После сильного потепления вдруг ударил мороз. На оконной решетке появился белый пушистый иней.
Самсон Куликов проснулся ранним утром от страшного холода в камере. Он поднялся с кровати, нащупал ногой ледяные тапочки, недовольно поежился. Во рту было противно, так как зубную пасту ему не выдавали, и он пользовался зубным порошком, смешанным с питьевой содой. Он подошел к окну, соскреб ногтем немножко инея и положил себе на язык. Во рту появилось приятное ощущение чистоты и свежести.
Куликову подумалось, что, если бы у него была в порядке память, он наверняка вспомнил бы, как в детстве лепил снежки и пробовал на вкус сосульки.
Чтобы разогреться, Самсон Куликов отжался несколько раз от шершавой поверхности стены. Посмотрел на свои руки — они были в неприятной, липкой жидкости. Он посмотрел на стену — она была мокрой, словно вспотевшей.
Поплевав на ладони, Куликов подошел к лежавшим в углу гантелям, и гантели показались ему чрезвычайно легкими. Поиграв ими, он не ощутил никакой мышечной радости. Он упер левую руку в пояс, взял обе гантели в правую и стал сжимать и разжимать руку так быстро, как только мог, чувствуя, как приятное тепло от самого запястья, согревая предплечье и грудь, стремится к начавшему бешено колотиться сердцу. Он стоял широко расставив ноги, словно собирался колоть дрова. Ни дать ни взять — настоящий мужик где-нибудь возле поленницы на крестьянском дворе.
То же самое он проделал с левой рукой, затем начал прыгать с гантелями. Однако скоро устал.
Но мысль о том, что он все-таки тяжелоатлет, заставила перейти от гантелей к двухпудовым гирям.
В углу камеры, возле железной кровати, ввинченной ножками в пол, стояли эти покрытые черной краской, во многих местах облетевшей, гири самого начальника охраны психзоны Зарецкого.

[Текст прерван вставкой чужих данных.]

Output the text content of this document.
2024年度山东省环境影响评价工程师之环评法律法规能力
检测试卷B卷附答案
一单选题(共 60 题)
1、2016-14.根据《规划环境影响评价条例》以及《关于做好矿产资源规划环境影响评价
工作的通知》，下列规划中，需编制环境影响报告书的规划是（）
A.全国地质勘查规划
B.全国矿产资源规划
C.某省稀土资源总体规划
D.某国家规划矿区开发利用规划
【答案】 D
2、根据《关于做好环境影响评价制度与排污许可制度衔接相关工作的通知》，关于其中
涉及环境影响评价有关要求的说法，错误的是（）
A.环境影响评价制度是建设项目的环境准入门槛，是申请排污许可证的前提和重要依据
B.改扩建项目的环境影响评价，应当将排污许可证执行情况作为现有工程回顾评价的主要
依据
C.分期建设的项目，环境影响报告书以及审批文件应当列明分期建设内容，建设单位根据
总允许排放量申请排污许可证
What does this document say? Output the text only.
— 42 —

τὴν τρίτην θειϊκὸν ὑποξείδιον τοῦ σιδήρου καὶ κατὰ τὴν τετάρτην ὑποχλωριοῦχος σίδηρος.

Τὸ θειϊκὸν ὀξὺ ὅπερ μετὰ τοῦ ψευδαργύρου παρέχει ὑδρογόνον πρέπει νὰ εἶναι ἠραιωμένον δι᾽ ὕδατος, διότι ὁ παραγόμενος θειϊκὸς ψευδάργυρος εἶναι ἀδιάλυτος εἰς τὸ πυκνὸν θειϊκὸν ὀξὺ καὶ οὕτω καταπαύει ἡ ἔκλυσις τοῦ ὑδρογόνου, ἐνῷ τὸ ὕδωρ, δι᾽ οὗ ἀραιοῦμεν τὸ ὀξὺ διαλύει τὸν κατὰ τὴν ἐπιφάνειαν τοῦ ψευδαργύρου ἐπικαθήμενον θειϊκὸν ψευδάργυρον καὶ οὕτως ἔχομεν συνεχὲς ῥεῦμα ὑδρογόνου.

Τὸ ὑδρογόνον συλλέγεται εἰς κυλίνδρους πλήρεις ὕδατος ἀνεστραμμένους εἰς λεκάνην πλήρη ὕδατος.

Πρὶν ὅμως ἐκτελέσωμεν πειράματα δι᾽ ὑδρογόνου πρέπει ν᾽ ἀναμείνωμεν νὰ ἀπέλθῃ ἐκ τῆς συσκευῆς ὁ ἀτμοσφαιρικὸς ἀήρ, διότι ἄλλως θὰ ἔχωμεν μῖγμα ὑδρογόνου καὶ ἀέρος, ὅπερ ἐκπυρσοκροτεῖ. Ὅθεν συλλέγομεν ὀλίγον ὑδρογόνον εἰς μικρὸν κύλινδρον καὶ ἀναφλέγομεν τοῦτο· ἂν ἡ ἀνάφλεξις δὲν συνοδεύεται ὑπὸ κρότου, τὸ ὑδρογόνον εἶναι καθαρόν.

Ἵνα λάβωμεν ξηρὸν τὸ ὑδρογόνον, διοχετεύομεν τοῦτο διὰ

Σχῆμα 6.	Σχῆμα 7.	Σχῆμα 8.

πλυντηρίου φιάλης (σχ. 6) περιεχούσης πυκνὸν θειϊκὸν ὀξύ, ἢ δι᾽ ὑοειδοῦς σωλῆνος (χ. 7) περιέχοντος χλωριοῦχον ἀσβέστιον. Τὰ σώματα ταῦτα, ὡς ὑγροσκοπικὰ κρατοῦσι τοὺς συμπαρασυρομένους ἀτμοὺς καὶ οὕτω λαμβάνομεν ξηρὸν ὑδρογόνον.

По требованию Кузьмина Зарецкий отдал гири в одиночную камеру привилегированному психу Куликову. Гири были старинные, пузатые, с тонкими ручками. На одном боку двухпудовок виднелась надпись «32 кг», а на другой — «КТЗ».
«Здорово же я сдал в этом санатории, — думал вспотевший Васин, — если какие-то двухпудовки с трудом тягаю. Санитар говорил, я когда-то „Жигули“ поднимал и целую карусель с детьми на плечах крутил…»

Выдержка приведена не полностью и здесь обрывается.